Reed served as chair of Public Administration from 1985 to 2000, when he was promoted to Dean of the College of Public Affairs and Community Service (CPACS). In 2006 he was named Executive Assistant to the Chancellor in addition to his role as Dean and, in 2011, became Senior Vice Chancellor.
While CPACS, which is made up of the School of Public Administration, School of Criminology and Criminal Justice, Department of Gerontology, Aviation Institute, Division of Continuing Studies, and Goodrich Scholarship Program, is all located in the same building today, most of their history was spent spread out across homes annexed by UNO in the 1970s.
UNO Circa 1985
UNO Circa 2015
UNO Archivist and alumnus Les Valentine has been on campus since 1972, first as a student and then as an employee. He explains that there was really no way to know which homes would stay and which would be torn down to make room for new buildings.
“It was all dirt and construction,” he says. “Unlike Doc and Marty, we needed roads; we just didn’t have them like we do today. It was the beginnings of what Chancellor Del Weber had worked so hard for up until that point, to utilize the campus’ full potential in that space.”
Valentine adds that he will regularly run into alumni from UNO who were students back in the 1980s, or even further back, who get lost on campus because of how much everything has changed.
“If you hopped in your DeLorean anywhere west of where the library is now and traveled to 2015 in that same location you would have no idea where you were.”

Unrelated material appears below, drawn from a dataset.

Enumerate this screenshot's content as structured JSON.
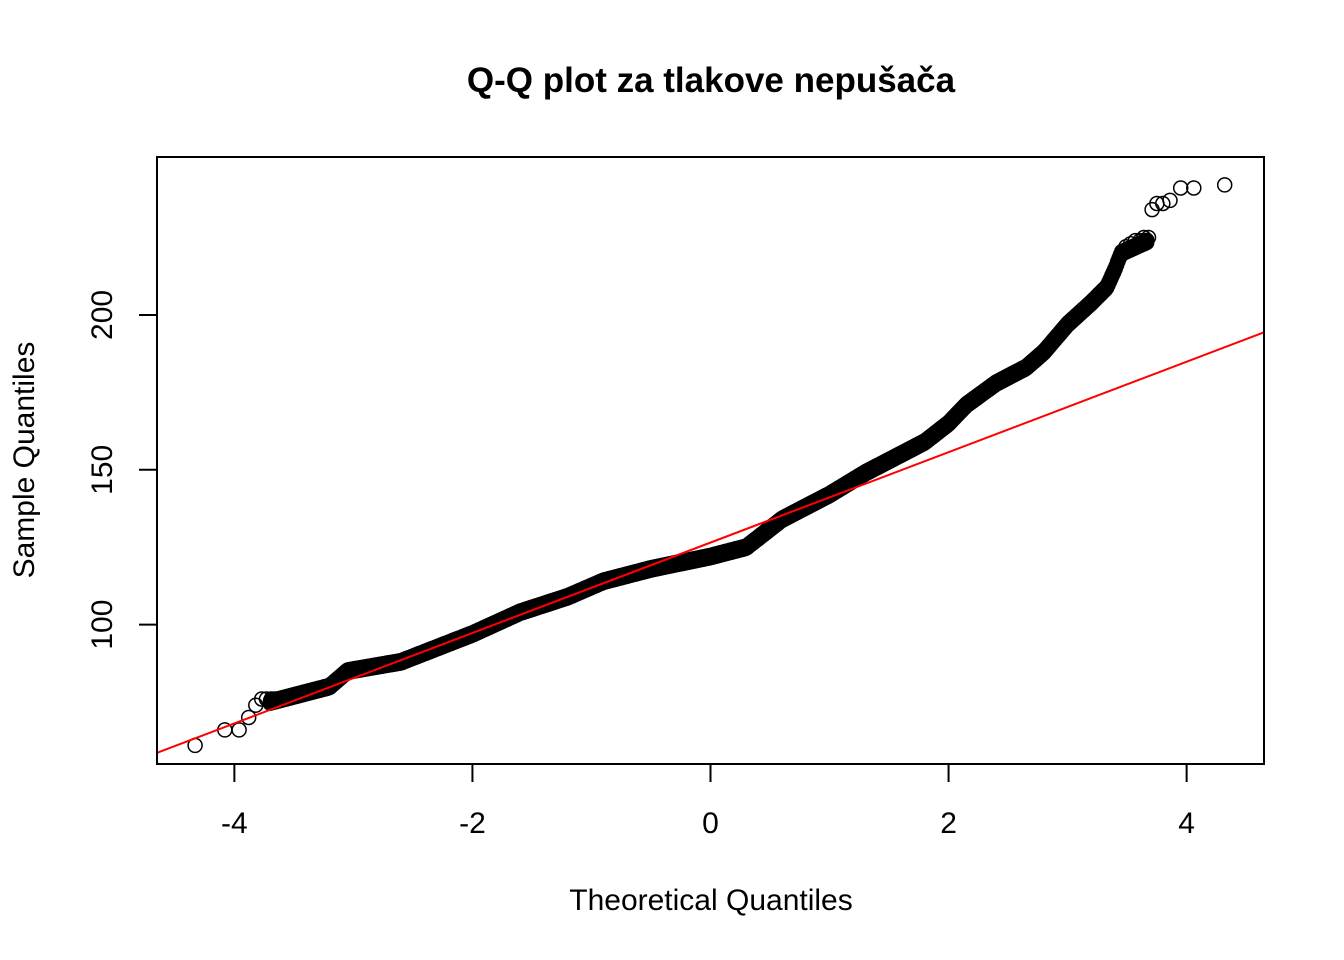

While there was very little west of the library in 1985, there was even less south of Dodge Campus. At the time, the Ak-Sar-Ben race track and coliseum were still operational. It wasn’t until the late 1990s that what is known as Pacific Campus started to take shape. According to Reed, the difference between the UNO of 1985 and 2015 is “stunning.”
“There was so much that didn’t exist then,” he says. “You really had the Eppley Administration Building, Roskens Hall, Allwine Hall, HPER, the Fieldhouse, Caniglia Field, Arts and Sciences Hall, Kaiser Hall and the Library. That’s it.”
What may be most surprising to today’s students is that even as recently as 1985 UNO did not have any stand-alone doctoral programs. The first Ph.D. offered by UNO was in Criminal Justice (1993) followed by Public Administration in 1994. Today, UNO is home to seven doctoral degree programs and is classifed by the Carnegie Foundation as a Doctoral/Research University.
“It was a far, far different place,” Reed says.
Just like in the film, there is a lot that could be different for UNO today if the right things hadn’t happened when they did. When looking to the future, and the next 30 years, Valentine says he doesn’t expect the Dodge Campus to change much physically, but the Pacific and Center Campus locations will continue to expand.
“There will be more housing, no question; and the development of Center Campus into a home for UNO Athletics will be well established by that point.”
Meanwhile, Reed says that the changes over the next three decades will be as dramatic, if not more so, over the previous three.
“We will have three fully developed campus locations by the time we reach 2045,” he explains. “We will have more than 20,000 students with housing and at least 20 percent of them. We will also have satellite campuses throughout the metro area and increase our doctoral programs from less than 10 to more than 20. There is no doubt in my mind that we will rival the best institutions in the Midwest.”
While we may not be able to predict the future – or travel to it in a car – there is no mistaking that UNO has gone through a lot of changes in the last 30 years with only more great things to come.